Mobilfunkverträge: Vertragskonditionen von 1&1 sind rechtswidrig
Der Verbraucherzentrale Bundesverband hat auch in zweiter Instanz vor Gericht gegen 1&1 gewonnen. Mehrere Klauseln in den Allgemeinen Geschäftsbedingungen (AGB) für Mobilfunkverträge von 1&1 wurden vom Oberlandesgericht Koblenz als rechtswidrig eingestuft.
Die AGB von 1&1 sahen nach Angaben der Verbraucherschützer vor, dass sich die Laufzeit eines Mobilfunkvertrags automatisch um jeweils zwölf Monate verlängert, wenn dieser nicht rechtzeitig vor Ablauf der Mindestvertragslaufzeit gekündigt wird.
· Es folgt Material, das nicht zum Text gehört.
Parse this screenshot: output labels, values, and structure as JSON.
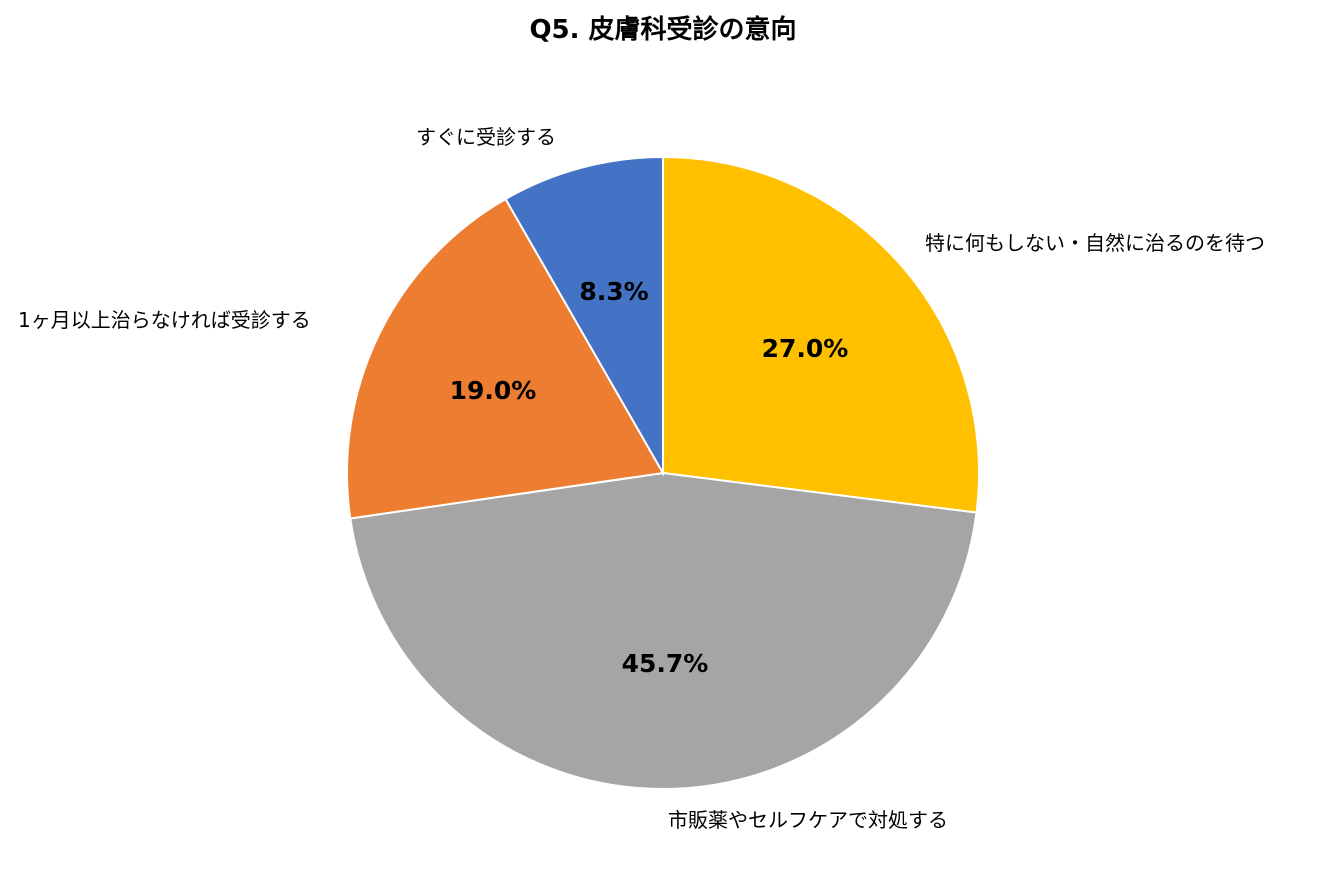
{
  "chart_data": {
    "type": "pie",
    "title": "Q5. 皮膚科受診の意向",
    "categories": [
      "特に何もしない・自然に治るのを待つ",
      "市販薬やセルフケアで対処する",
      "1ヶ月以上治らなければ受診する",
      "すぐに受診する"
    ],
    "values": [
      27.0,
      45.7,
      19.0,
      8.3
    ],
    "value_labels": [
      "27.0%",
      "45.7%",
      "19.0%",
      "8.3%"
    ],
    "colors": [
      "#FFC000",
      "#A5A5A5",
      "#ED7D31",
      "#4472C4"
    ],
    "start_angle": "12 o'clock",
    "direction": "clockwise",
    "legend": "none (category labels outside slices)"
  }
}
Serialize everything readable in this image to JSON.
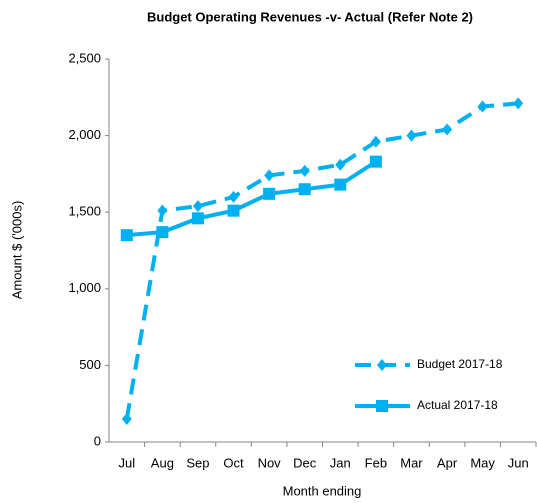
{
  "chart_data": {
    "type": "line",
    "title": "Budget Operating Revenues -v- Actual (Refer Note 2)",
    "y_label": "Amount $ ('000s)",
    "x_label": "Month ending",
    "categories": [
      "Jul",
      "Aug",
      "Sep",
      "Oct",
      "Nov",
      "Dec",
      "Jan",
      "Feb",
      "Mar",
      "Apr",
      "May",
      "Jun"
    ],
    "series": [
      {
        "name": "Budget 2017-18",
        "color": "#00b0f0",
        "dashed": true,
        "marker": "diamond",
        "values": [
          150,
          1510,
          1540,
          1600,
          1740,
          1770,
          1810,
          1960,
          2000,
          2040,
          2190,
          2210
        ]
      },
      {
        "name": "Actual 2017-18",
        "color": "#00b0f0",
        "dashed": false,
        "marker": "square",
        "values": [
          1350,
          1370,
          1460,
          1510,
          1620,
          1650,
          1680,
          1830,
          null,
          null,
          null,
          null
        ]
      }
    ],
    "ylim": [
      0,
      2500
    ],
    "yticks": [
      0,
      500,
      {
        "value": 1000,
        "label": "1,000"
      },
      {
        "value": 1500,
        "label": "1,500"
      },
      {
        "value": 2000,
        "label": "2,000"
      },
      {
        "value": 2500,
        "label": "2,500"
      }
    ],
    "grid": false,
    "legend": "lower right"
  }
}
Damit würden Kunden unangemessen benachteiligt, urteilte das Gericht und schloss sich der Rechtsauffassung der Verbraucherzentralen an.
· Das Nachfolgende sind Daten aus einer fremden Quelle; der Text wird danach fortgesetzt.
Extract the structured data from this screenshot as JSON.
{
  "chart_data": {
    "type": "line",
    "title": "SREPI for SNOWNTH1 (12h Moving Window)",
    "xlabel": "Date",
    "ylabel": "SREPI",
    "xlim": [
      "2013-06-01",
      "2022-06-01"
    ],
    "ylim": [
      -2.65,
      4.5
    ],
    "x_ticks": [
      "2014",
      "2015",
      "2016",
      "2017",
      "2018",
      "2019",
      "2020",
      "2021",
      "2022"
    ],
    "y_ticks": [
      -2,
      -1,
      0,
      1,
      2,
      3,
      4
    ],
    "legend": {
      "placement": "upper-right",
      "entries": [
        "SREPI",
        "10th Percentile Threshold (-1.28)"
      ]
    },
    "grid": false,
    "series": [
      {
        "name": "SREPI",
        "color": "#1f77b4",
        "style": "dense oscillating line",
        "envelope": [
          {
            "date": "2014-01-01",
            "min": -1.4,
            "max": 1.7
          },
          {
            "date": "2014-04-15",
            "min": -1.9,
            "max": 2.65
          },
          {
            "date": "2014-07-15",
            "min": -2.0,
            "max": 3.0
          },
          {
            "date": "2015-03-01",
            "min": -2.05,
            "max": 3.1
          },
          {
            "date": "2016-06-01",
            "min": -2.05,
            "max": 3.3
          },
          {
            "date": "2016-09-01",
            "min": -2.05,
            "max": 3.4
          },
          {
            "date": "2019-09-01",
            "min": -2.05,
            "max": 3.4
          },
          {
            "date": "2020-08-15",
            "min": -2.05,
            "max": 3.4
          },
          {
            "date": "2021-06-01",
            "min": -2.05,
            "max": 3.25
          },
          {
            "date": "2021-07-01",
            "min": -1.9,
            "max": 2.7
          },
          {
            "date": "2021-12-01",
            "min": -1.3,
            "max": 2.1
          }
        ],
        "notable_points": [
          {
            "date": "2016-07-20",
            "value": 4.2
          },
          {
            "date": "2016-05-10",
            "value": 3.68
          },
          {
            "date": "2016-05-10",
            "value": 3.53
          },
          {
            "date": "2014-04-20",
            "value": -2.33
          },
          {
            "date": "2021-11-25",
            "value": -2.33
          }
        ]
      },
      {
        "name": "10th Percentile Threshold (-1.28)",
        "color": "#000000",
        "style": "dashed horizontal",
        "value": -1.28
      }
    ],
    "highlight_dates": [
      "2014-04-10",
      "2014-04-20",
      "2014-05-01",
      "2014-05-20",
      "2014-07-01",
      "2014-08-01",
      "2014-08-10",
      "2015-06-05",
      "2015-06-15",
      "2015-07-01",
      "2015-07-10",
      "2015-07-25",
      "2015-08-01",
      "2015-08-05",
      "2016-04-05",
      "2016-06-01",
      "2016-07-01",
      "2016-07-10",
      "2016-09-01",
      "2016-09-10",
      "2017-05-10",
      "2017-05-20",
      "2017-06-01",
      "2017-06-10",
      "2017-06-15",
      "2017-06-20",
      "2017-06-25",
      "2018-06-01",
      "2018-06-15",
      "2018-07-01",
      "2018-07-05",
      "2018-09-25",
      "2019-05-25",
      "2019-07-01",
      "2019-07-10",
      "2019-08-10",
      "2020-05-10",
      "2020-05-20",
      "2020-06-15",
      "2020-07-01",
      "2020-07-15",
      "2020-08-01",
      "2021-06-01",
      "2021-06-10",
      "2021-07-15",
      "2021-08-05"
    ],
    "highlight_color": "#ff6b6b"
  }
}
Das Telekommunikationsgesetz schreibt vor, dass Verträge nach einer automatischen Vertragsverlängerung jederzeit mit einer Frist von einem Monat gekündigt werden können. Die strittige Klausel erwecke dagegen den Eindruck, dass eine Kündigung vor Ablauf der verlängerten Vertragsdauer ausgeschlossen sei.
Die AGB von 1&1 benachteiligen Kunden einseitig
In den AGB wollte sich 1&1 die Möglichkeit einräumen, die Bedingungen des Vertrags einseitig und ohne triftigen Grund zu ändern. Diese Klausel wurde vom Gericht für unzulässig erklärt: "1&1 hat das Recht, die Vertragsbedingungen nach billigem Ermessen und zu ändern, sofern die Ausgewogenheit des Vertrages hierdurch in nicht nur unbedeutendem Maße geändert wird."
Das Gericht bemängelte, dass das möglicherweise irrtümlich eingeschobene "und" in dem Vertragstext dazu führe, dass es an einer sinnhaften Regelung fehle. Das Gericht kritisierte eine Aneinanderreihung unbestimmter Rechtsbegriffe, so dass Kunden die Rechtsfolgen möglicher Vertragsänderungen nicht einmal ansatzweise einschätzen können.
Veröffentlichung der Rechnung im Kundenportal nicht ausreichend
Als rechtswidrig beurteilte das Oberlandesgericht Koblenz zudem eine Klausel, wonach die monatlichen Rechnungen bereits mit ihrer Veröffentlichung im Kundenportal fällig werden. Aus Sicht der Verbraucherschützer könne eine Veröffentlichung in einem Kundenportal nicht sicherstellen, dass Kunden eine Rechnung überhaupt zur Kenntnis nähmen.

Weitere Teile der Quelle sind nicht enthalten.